In versions of PHENIX up to 1.3-final, defaults were set to maximize the
correlation coefficient rather than to give the correlation using the
existing thermal parameters and including only the reflections present
in the mtz file. These previous defaults were equivalent to using the
values:
scale=True
use_only_refl_present_in_mtz=True
These defaults were changed so that the correlation values obtained by
default in a case where no origin shifts are needed would correspond to
those obtained by simply calculating (1) a map using the input map
coefficients and (2) a map from the PBB file and then determining the
correlation between these maps.
List of all available keywords
- get_cc_mtz_pdb
- pdb_in = None PDB file with coordinates to evaluate
- atom_selection = None Any selection specified with atom_selection is applied to input model (pdb_in) before using the model. NOTE: this option can result in confusing output because the model density near an atom and therefore the local CC value depends not just on the atoms being considered but also nearby atoms. Therefore if you remove some atoms next to a residue with atom_selection then the CC for that residue may change.
- mtz_in = None MTZ file with coefficients for a map
- map_in = None CCP4 or MRC-style map file
- labin = "" Labin line for MTZ file with map coefficients.
This is optional if get_cc_mtz_pdb
can guess the correct coefficients
for FP PHI and FOM. Otherwise specify:
LABIN FP=myFP PHIB=myPHI FOM=myFOM
where myFP is your column label for FP
- offset_pdb_suffix = offset Suffix for output version of pdb file, (offset to maximize correlation with mtz file if fix_xyz is not set)
- resolution = None high-resolution limit for map calculation
- use_only_refl_present_in_mtz = False You can specify that only reflections present in
your mtz file are used in the comparison.
- scale = False If you set scale=True then get_cc_mtz_pdb applies
an overall B factor and a delta_b for each atom beyond CB.
- split_conformers = False If you want to have A and B conformers analyzed separately
you can say split_conformers=True. Note that this requires that
the entire A conformer for a residue must be before (or after)
the entire B conformer for that residue.
- use_cc_mask = None Use cc_mask calculation to match validation methods Default is True for map_in and False for mtz_in
- fix_xyz = False If you want your PDB file compared to the map from
your mtz file with no offsets at all (fixed position)
then specify fix_xyz=True
- fix_rad_max = False If you want to use a fixed radius around all atoms for calculation of the correlation use fix_rad=True. To set the value, use rad_max=xxx, otherwise it is set automatically. If rad_max is set, fix_rad_max is set to True
- rad_max = None If you want to use a fixed radius around all atoms for calculation of the correlation use fix_rad=True. To set the value, use rad_max=2.5, otherwise it is set automatically
- any_offset = False You can search for a match with any offset even
though this is not allowed by space-group symmetry
- chain_type = *PROTEIN DNA RNA Chain type (for identifying main-chain and side-chain atoms)

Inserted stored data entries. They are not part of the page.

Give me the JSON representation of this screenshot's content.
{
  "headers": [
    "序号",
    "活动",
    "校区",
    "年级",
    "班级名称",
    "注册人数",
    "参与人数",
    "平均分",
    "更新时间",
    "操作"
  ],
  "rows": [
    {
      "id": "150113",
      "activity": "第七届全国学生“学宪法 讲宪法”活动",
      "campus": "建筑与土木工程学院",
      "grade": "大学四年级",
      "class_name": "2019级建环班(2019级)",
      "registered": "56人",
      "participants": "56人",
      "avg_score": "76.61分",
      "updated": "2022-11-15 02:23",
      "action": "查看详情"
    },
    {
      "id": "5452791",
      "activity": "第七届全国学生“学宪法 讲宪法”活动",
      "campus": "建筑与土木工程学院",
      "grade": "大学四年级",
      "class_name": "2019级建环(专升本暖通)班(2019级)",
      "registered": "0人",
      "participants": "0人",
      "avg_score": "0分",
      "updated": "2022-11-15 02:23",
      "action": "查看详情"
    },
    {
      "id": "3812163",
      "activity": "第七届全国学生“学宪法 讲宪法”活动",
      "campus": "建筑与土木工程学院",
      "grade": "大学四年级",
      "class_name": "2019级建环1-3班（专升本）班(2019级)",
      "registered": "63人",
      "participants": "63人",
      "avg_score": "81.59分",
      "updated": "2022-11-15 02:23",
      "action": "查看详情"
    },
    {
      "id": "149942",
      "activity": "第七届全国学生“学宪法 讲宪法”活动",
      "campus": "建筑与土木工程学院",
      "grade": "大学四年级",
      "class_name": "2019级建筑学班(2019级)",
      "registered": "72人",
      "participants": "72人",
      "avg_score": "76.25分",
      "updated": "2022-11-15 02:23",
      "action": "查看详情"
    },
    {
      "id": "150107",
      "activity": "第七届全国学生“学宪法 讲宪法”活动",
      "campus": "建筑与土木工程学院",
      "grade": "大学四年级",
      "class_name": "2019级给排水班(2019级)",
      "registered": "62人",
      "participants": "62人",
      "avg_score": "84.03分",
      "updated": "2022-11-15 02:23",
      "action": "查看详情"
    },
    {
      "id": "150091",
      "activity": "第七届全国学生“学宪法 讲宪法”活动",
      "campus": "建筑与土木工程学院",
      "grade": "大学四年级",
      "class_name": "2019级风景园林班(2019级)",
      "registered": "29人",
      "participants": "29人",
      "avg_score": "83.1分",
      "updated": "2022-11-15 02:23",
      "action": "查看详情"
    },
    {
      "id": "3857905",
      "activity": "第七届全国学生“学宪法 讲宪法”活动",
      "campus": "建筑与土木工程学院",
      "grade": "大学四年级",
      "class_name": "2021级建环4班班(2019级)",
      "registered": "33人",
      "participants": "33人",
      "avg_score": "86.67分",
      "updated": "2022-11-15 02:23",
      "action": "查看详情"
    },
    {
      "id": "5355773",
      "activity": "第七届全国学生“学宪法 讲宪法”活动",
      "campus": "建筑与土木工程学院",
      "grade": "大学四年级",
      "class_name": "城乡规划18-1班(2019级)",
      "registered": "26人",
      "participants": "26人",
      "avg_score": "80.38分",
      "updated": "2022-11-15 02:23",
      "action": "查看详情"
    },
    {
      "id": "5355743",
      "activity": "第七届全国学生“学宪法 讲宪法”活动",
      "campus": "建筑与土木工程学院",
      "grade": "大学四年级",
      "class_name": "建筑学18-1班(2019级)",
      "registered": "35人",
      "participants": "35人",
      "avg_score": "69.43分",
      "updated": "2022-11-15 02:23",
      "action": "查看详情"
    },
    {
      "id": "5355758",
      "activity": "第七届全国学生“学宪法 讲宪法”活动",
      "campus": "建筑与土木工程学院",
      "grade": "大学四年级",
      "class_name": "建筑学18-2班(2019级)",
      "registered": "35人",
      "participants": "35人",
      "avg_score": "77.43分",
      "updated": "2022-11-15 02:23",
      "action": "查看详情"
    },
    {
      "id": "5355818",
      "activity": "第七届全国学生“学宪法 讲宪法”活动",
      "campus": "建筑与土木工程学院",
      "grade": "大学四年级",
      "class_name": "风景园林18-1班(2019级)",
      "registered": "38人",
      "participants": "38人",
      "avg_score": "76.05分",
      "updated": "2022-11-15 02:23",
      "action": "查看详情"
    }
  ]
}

- temp_dir = "temp_dir" Temporary work directory
- output_dir = "" Output directory where files are to be written
- gui_output_dir = None
- verbose = True Verbose output
- quick = False Skip the residue-by=residue correlations for a quick run
- raise_sorry = False Raise sorry if problems
- debug = False Debugging output
- dry_run = False Just read in and check parameter names
- resolve_command_list = None You can supply any resolve command here NOTE: for command-line usage you need to enclose the whole set of commands in double quotes (") and each individual command in single quotes (') like this: resolve_command_list="'no_build' 'b_overall 23' "
- job_title = None Job title in PHENIX GUI, not used on command line
- output_files
- target_output_format = *None pdb mmcif Desired output format (if possible). Choices are None ( try to use input format), pdb, mmcif. If output model does not fit in pdb format, mmcif will be used. Default is pdb.